Today the signs of institutional chaos within the Republican Party are growing. The fragmentation of the party is more open and unscripted. The party is being called on to dump its nominee, which would be unprecedented. It appears more certain that Trump will lose the election. Afterward, the GOP itself is more likely to break apart than to survive.
The immediate precipitant is an ‘October surprise’: nasty footage capturing Trump boasting of his crude sexual behavior back in 2005. The tape is causing a flap, outraging a whole new constituency of people who were not openly speaking out against Trump before. Many GOP candidates and voters are suddenly loudly denouncing Trump, demanding that he quit the race or be forced out by the RNC.
Moreover, I agree with this darkly compelling article by Rick Wilson that the troubles of Republicans in Congress are just beginning. The constituency that catapulted Trump to the nomination and continues to back him in the general campaign is fundamentally anti-establishment and will not mesh with either the Party’s conservative or moderate wing. The support flowing into the GOP presidential race is thus a force antithetical to the success and cohesion of the GOP in Congress.

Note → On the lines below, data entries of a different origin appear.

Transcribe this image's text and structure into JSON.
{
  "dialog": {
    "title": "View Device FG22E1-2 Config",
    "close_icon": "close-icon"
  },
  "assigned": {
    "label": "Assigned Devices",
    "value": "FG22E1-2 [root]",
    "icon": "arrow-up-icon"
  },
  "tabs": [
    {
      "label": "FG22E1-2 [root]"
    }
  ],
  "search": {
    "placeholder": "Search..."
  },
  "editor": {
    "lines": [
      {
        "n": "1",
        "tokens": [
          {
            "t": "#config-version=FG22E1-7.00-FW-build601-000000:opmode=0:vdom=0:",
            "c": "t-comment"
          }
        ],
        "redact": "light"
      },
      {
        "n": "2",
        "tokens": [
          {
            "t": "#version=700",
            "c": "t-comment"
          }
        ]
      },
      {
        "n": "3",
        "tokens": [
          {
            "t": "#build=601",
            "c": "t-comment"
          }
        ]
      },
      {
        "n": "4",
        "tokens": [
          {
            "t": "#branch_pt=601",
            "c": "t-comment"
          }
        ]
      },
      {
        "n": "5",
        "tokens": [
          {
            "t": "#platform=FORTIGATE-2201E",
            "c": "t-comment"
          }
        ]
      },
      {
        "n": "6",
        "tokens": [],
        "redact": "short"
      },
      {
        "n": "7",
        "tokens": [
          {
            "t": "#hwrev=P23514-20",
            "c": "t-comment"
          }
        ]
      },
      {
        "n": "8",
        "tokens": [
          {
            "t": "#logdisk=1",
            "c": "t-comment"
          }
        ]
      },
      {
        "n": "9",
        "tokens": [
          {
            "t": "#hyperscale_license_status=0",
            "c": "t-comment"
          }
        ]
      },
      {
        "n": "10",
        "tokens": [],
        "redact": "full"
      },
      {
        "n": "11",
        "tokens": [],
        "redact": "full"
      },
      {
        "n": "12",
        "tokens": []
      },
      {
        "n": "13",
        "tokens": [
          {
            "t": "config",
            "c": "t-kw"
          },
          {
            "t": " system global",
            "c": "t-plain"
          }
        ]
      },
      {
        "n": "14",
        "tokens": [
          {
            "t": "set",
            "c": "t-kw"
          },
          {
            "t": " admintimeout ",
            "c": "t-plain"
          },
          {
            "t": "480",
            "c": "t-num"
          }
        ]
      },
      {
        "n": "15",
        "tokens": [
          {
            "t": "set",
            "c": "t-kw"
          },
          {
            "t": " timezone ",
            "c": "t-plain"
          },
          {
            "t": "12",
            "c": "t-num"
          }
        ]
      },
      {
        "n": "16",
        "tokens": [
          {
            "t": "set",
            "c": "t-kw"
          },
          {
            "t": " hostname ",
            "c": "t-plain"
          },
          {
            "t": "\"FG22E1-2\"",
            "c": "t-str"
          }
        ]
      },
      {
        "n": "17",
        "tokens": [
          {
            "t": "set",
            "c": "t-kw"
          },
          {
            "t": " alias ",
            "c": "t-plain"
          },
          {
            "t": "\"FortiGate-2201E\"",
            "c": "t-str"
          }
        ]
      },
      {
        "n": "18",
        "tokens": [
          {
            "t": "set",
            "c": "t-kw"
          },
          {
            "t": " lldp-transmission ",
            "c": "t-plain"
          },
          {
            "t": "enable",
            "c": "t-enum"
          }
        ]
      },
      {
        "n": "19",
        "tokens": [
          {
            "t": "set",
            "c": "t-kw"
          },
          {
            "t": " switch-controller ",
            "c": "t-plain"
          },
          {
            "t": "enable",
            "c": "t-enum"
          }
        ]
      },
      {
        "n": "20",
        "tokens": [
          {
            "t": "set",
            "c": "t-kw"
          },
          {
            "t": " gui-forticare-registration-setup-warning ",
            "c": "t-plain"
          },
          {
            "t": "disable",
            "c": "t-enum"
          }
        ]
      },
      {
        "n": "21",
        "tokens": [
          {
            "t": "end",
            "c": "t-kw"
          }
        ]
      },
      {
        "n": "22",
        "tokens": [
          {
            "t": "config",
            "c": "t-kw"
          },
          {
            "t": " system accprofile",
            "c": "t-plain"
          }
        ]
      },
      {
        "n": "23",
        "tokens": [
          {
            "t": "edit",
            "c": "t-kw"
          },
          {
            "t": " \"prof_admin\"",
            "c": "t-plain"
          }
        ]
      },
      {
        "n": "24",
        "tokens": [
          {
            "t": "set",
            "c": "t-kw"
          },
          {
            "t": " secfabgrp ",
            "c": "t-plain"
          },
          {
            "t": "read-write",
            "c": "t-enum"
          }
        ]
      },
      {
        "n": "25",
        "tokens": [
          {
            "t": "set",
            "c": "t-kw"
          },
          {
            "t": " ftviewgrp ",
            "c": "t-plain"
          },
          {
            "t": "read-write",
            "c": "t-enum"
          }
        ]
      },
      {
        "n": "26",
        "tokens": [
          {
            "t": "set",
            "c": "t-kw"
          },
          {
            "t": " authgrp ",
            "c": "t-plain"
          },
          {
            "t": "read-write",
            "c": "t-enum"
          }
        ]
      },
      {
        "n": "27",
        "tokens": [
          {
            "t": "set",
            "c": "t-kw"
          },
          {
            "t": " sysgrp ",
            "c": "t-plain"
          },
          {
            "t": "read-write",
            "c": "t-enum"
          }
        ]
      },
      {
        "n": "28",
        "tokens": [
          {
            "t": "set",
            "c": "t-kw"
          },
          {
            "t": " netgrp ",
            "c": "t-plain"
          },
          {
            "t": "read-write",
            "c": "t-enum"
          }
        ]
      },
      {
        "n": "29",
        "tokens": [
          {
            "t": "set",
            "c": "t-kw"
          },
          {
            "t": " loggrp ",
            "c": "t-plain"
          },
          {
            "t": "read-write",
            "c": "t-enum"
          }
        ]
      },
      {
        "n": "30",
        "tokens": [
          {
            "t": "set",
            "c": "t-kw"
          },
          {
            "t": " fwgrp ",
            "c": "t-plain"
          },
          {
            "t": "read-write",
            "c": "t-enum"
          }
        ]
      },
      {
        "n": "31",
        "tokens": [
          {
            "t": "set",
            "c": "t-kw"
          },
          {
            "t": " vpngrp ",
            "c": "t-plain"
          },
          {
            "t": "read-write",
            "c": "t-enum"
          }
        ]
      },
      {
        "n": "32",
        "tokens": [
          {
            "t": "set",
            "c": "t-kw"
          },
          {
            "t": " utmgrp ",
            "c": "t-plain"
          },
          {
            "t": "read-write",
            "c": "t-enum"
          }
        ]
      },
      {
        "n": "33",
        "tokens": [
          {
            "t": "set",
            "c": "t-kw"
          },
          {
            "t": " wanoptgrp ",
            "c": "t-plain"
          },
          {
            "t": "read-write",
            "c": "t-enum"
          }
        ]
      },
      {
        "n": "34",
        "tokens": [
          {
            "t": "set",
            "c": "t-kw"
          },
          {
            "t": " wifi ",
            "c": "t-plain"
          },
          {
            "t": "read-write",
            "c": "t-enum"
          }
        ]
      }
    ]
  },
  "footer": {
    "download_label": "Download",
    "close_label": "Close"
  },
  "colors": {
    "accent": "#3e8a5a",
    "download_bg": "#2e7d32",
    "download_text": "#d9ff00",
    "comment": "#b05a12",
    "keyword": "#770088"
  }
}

Leading Republicans, whether moderates like the Bushes or conservatives like Ben Sasse, know they cannot cooperate with Trump without his damaging them. Were Trump to be elected, the ideological divisions among Republicans in Washington would be unlike anything modern Americans have ever seen. (The closest parallel might be the ‘accidental presidency’ of Tyler back in the 1840s, or the dark-horse ascendancy of his successor James Polk.)
Given that figures like Paul Ryan, Chris Christie, and Ted Cruz have been badly damaged by attempting to work with their party’s ostensible standard-bearer, other GOP leaders are bound to begin strategizing about how to keep their distance and distinguish their branch of Republicanism from Trump’s. I would not be surprised to see the party break into three.